REPUBLIKA.CO.ID, JAKARTA -- Komisi Pemberantasan Korupsi (KPK) menyampaikan, ingin segera menyelesaikan pengembangan kasus korupsi pengadaan bantuan sosial (bansos). Lembaga antirasuah itu masih menunggu hasil audit dari Badan Pengawasan Keuangan dan Pembangunan (BPKP) soal kerugian negara dalam kasus yang melibatkan eks menteri sosial (mensos) Juliari Batubara.
"Kami sebenarnya maunya cepat. Namun demikian, partner kita dalam hal penegakan tindak pidana korupsi yang sebagai ahli penghitung kerugian negara juga butuh waktu juga dalam hal menghitung," kata Deputi Penindakan dan Eksekusi KPK, Karyoto di Jakarta, Jumat (26/8/2022).
Karyoto menerangkan, KPK secara aktif terus berkoordinasi dengan BPKP untuk merampungkan penghitungan kerugian negara dalam kasus korupsi pengadaan bansos itu. Hanya saja, ia menyebut, penghitungan itu membutuhkan proses yang panjang dan waktu cukup lama. "Nah, ini kalau kita awam sebagai penyidik sebenarnya satu pekan selesai," ujar Karyoto.
Sayangnya, sudah setahun kasus itu diaudit, hingga kini prosesnya masih belum kelar. "Ini yang dikatakan kendala klasik. Namun demikian, kami tidak bosan-bosan untuk selalu berkoordinasi dengan partner kita baik BPK maupun BPKP," ucap Karyono.
Dalam penyelidikan kasus bansos tersebut, KPK sempat meminta keterangan Juliari Peter Batubara pada 6 Agustus 2021. Pelaksana Tugas (Plt) Juru Bicara KPK, Ali Fikri mengatakan, lembaganya berupaya mengembangkan kasus dugaan korupsi pengadaan bansos dengan meminta keterangan beberapa pihak terkait lainnya.
KPK mengungkapkan bahwa fakta yang muncul saat persidangan Juliari dapat dijadikan pintu masuk untuk mengusut keterlibatan pihak-pihak lain dalam kasus bansos. Majelis hakim Pengadilan Tindak Pidana Korupsi (Tipikor) Jakarta pada 23 Agustus 2021 telah memvonis Juliari dengan pidana penjara selama 12 tahun ditambah denda Rp 500 juta subsider enam bulan kurungan.

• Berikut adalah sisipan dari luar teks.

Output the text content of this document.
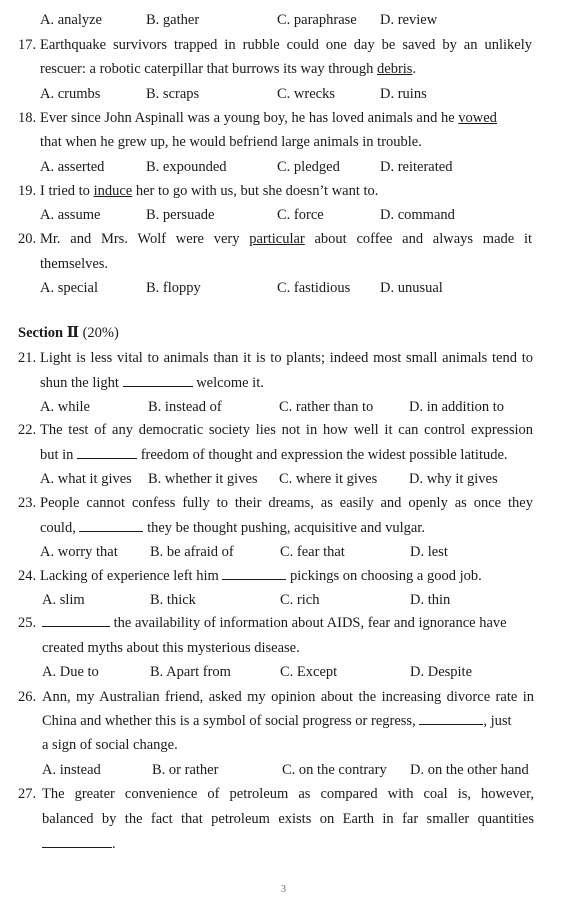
A. analyze	B. gather	C. paraphrase D. review
17. Earthquake survivors trapped in rubble could one day be saved by an unlikely
rescuer: a robotic caterpillar that burrows its way through debris.
A. crumbs	B. scraps	C. wrecks	D. ruins
18. Ever since John Aspinall was a young boy, he has loved animals and he vowed
that when he grew up, he would befriend large animals in trouble.
A. asserted	B. expounded	C. pledged	D. reiterated
19. I tried to induce her to go with us, but she doesn’t want to.
A. assume	B. persuade	C. force	D. command
20. Mr. and Mrs. Wolf were very particular about coffee and always made it
themselves.
A. special	B. floppy	C. fastidious D. unusual
Section Ⅱ (20%)
21. Light is less vital to animals than it is to plants; indeed most small animals tend to
shun the light	welcome it.
A. while	B. instead of	C. rather than to D. in addition to
22. The test of any democratic society lies not in how well it can control expression
but in	freedom of thought and expression the widest possible latitude.
A. what it gives B. whether it gives C. where it gives D. why it gives
23. People cannot confess fully to their dreams, as easily and openly as once they
could,	they be thought pushing, acquisitive and vulgar.
A. worry that B. be afraid of	C. fear that	D. lest
24. Lacking of experience left him	pickings on choosing a good job.
A. slim	B. thick	C. rich	D. thin
25.	the availability of information about AIDS, fear and ignorance have
created myths about this mysterious disease.
A. Due to	B. Apart from	C. Except	D. Despite
26. Ann, my Australian friend, asked my opinion about the increasing divorce rate in
China and whether this is a symbol of social progress or regress,	, just
a sign of social change.
A. instead	B. or rather	C. on the contrary D. on the other hand
27. The greater convenience of petroleum as compared with coal is, however,
balanced by the fact that petroleum exists on Earth in far smaller quantities
.
3
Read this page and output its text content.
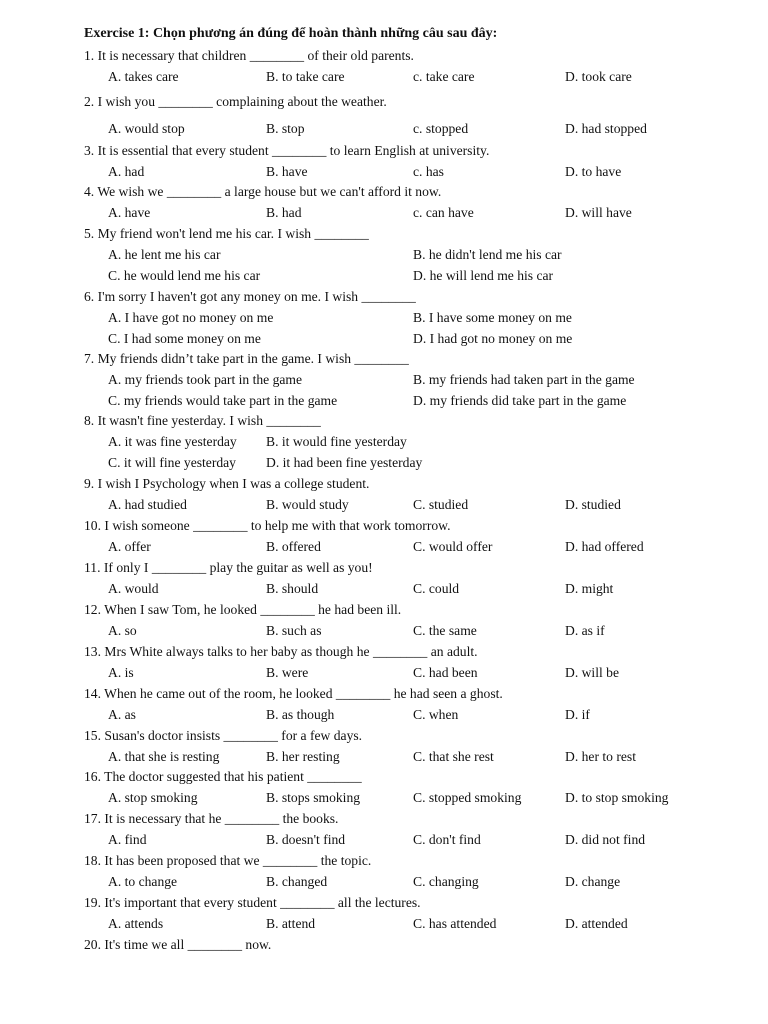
Exercise 1: Chọn phương án đúng để hoàn thành những câu sau đây:
1. It is necessary that children ________ of their old parents.
A. takes care	B. to take care	c. take care	D. took care
2. I wish you ________ complaining about the weather.
A. would stop	B. stop	c. stopped	D. had stopped
3. It is essential that every student ________ to learn English at university.
A. had	B. have	c. has	D. to have
4. We wish we ________ a large house but we can't afford it now.
A. have	B. had	c. can have	D. will have
5. My friend won't lend me his car. I wish ________
A. he lent me his car	B. he didn't lend me his car
C. he would lend me his car	D. he will lend me his car
6. I'm sorry I haven't got any money on me. I wish ________
A. I have got no money on me	B. I have some money on me
C. I had some money on me	D. I had got no money on me
7. My friends didn’t take part in the game. I wish ________
A. my friends took part in the game	B. my friends had taken part in the game
C. my friends would take part in the game	D. my friends did take part in the game
8. It wasn't fine yesterday. I wish ________
A. it was fine yesterday B. it would fine yesterday
C. it will fine yesterday D. it had been fine yesterday
9. I wish I Psychology when I was a college student.
A. had studied	B. would study	C. studied	D. studied
10. I wish someone ________ to help me with that work tomorrow.
A. offer	B. offered	C. would offer	D. had offered
11. If only I ________ play the guitar as well as you!
A. would	B. should	C. could	D. might
12. When I saw Tom, he looked ________ he had been ill.
A. so	B. such as	C. the same	D. as if
13. Mrs White always talks to her baby as though he ________ an adult.
A. is	B. were	C. had been	D. will be
14. When he came out of the room, he looked ________ he had seen a ghost.
A. as	B. as though	C. when	D. if
15. Susan's doctor insists ________ for a few days.
A. that she is resting	B. her resting	C. that she rest	D. her to rest
16. The doctor suggested that his patient ________
A. stop smoking	B. stops smoking	C. stopped smoking	D. to stop smoking
17. It is necessary that he ________ the books.
A. find	B. doesn't find	C. don't find	D. did not find
18. It has been proposed that we ________ the topic.
A. to change	B. changed	C. changing	D. change
19. It's important that every student ________ all the lectures.
A. attends	B. attend	C. has attended	D. attended
20. It's time we all ________ now.
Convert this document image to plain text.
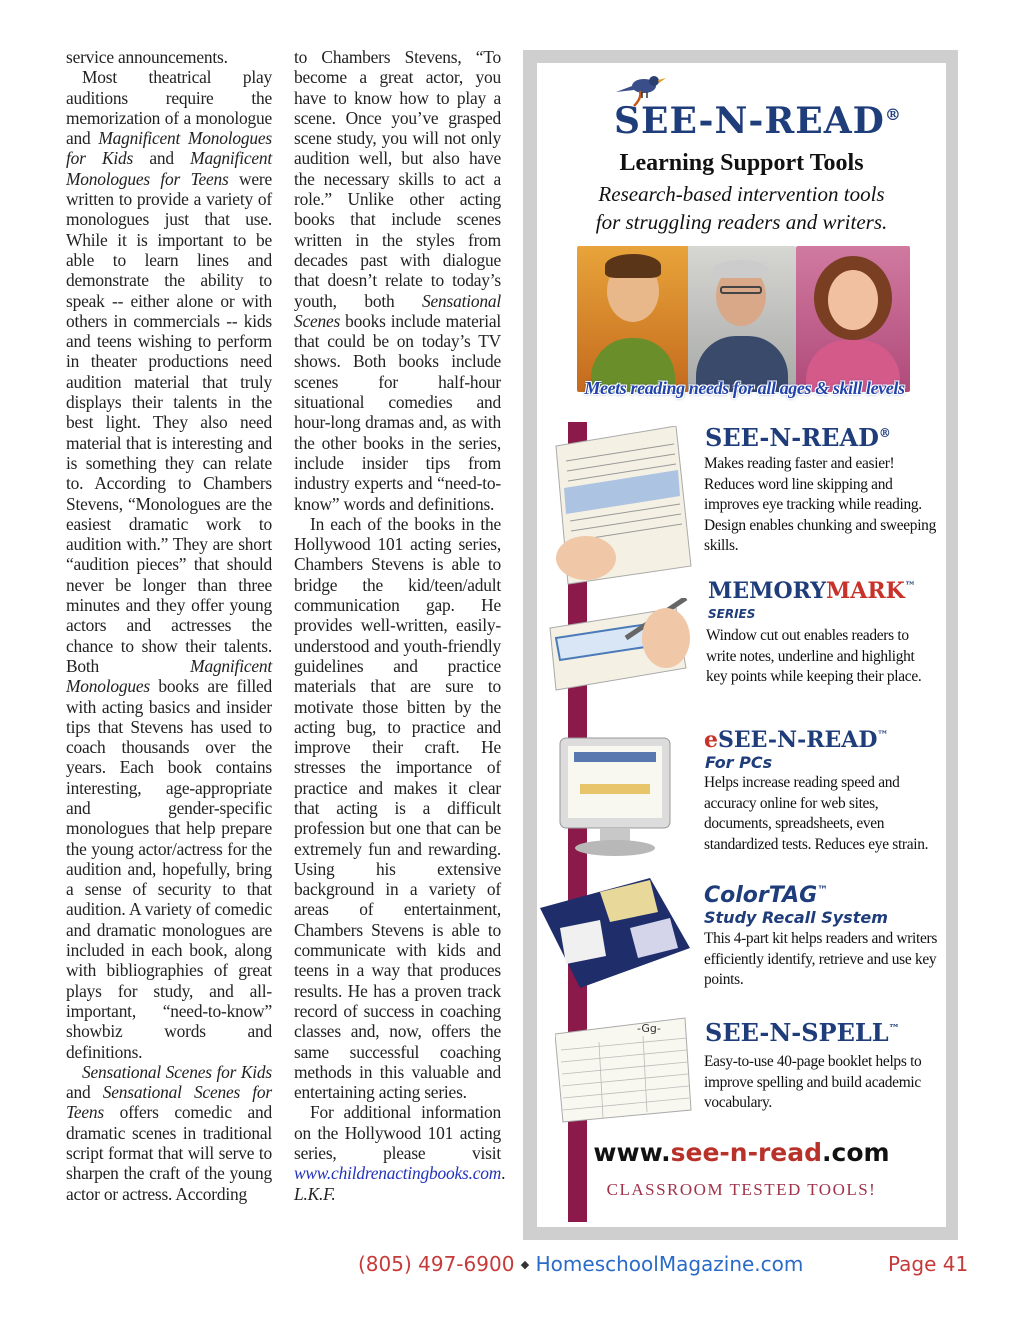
service announcements.

Most theatrical play auditions require the memorization of a monologue and Magnificent Monologues for Kids and Magnificent Monologues for Teens were written to provide a variety of monologues just that use. While it is important to be able to learn lines and demonstrate the ability to speak -- either alone or with others in commercials -- kids and teens wishing to perform in theater productions need audition material that truly displays their talents in the best light. They also need material that is interesting and is something they can relate to. According to Chambers Stevens, “Monologues are the easiest dramatic work to audition with.” They are short “audition pieces” that should never be longer than three minutes and they offer young actors and actresses the chance to show their talents. Both Magnificent Monologues books are filled with acting basics and insider tips that Stevens has used to coach thousands over the years. Each book contains interesting, age-appropriate and gender-specific monologues that help prepare the young actor/actress for the audition and, hopefully, bring a sense of security to that audition. A variety of comedic and dramatic monologues are included in each book, along with bibliographies of great plays for study, and all-important, “need-to-know” showbiz words and definitions.

Sensational Scenes for Kids and Sensational Scenes for Teens offers comedic and dramatic scenes in traditional script format that will serve to sharpen the craft of the young actor or actress. According

to Chambers Stevens, “To become a great actor, you have to know how to play a scene. Once you’ve grasped scene study, you will not only audition well, but also have the necessary skills to act a role.” Unlike other acting books that include scenes written in the styles from decades past with dialogue that doesn’t relate to today’s youth, both Sensational Scenes books include material that could be on today’s TV shows. Both books include scenes for half-hour situational comedies and hour-long dramas and, as with the other books in the series, include insider tips from industry experts and “need-to-know” words and definitions.

In each of the books in the Hollywood 101 acting series, Chambers Stevens is able to bridge the kid/teen/adult communication gap. He provides well-written, easily-understood and youth-friendly guidelines and practice materials that are sure to motivate those bitten by the acting bug, to practice and improve their craft. He stresses the importance of practice and makes it clear that acting is a difficult profession but one that can be extremely fun and rewarding. Using his extensive background in a variety of areas of entertainment, Chambers Stevens is able to communicate with kids and teens in a way that produces results. He has a proven track record of success in coaching classes and, now, offers the same successful coaching methods in this valuable and entertaining acting series.

For additional information on the Hollywood 101 acting series, please visit www.childrenactingbooks.com. L.K.F.

SEE-N-READ®
Learning Support Tools
Research-based intervention tools
for struggling readers and writers.
Meets reading needs for all ages & skill levels
-Gg-
SEE-N-READ®
Makes reading faster and easier! Reduces word line skipping and improves eye tracking while reading. Design enables chunking and sweeping skills.
MEMORYMARK™
SERIES
Window cut out enables readers to write notes, underline and highlight key points while keeping their place.
eSEE-N-READ™
For PCs
Helps increase reading speed and accuracy online for web sites, documents, spreadsheets, even standardized tests. Reduces eye strain.
ColorTAG™
Study Recall System
This 4-part kit helps readers and writers efficiently identify, retrieve and use key points.
SEE-N-SPELL™
Easy-to-use 40-page booklet helps to improve spelling and build academic vocabulary.
www.see-n-read.com
CLASSROOM TESTED TOOLS!
(805) 497-6900 ◆ HomeschoolMagazine.com	Page 41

Bekas bendahara umum PDIP itu juga wajib membayar uang pengganti sejumlah Rp 14,5 miliar. Selain itu, hak politik Juliari dicabut terkait dalam jabatan publik selama empat tahun setelah selesai menjalani pidana pokok.
Dalam perkara itu, Juliari terbukti menerima uang sebesar Rp 1,28 miliar dari Harry Van Sidabukke, sebesar Rp 1,95 miliar dari Ardian Iskandar Maddanatja, serta uang sebesar Rp 29,252 miliar dari beberapa penyedia barang lain sehingga totalnya mencapai Rp 32,482 miliar. Tujuan pemberian suap itu adalah agar Juliari menunjuk perusahaan penyuap agar terpilih menyalurkan bansos.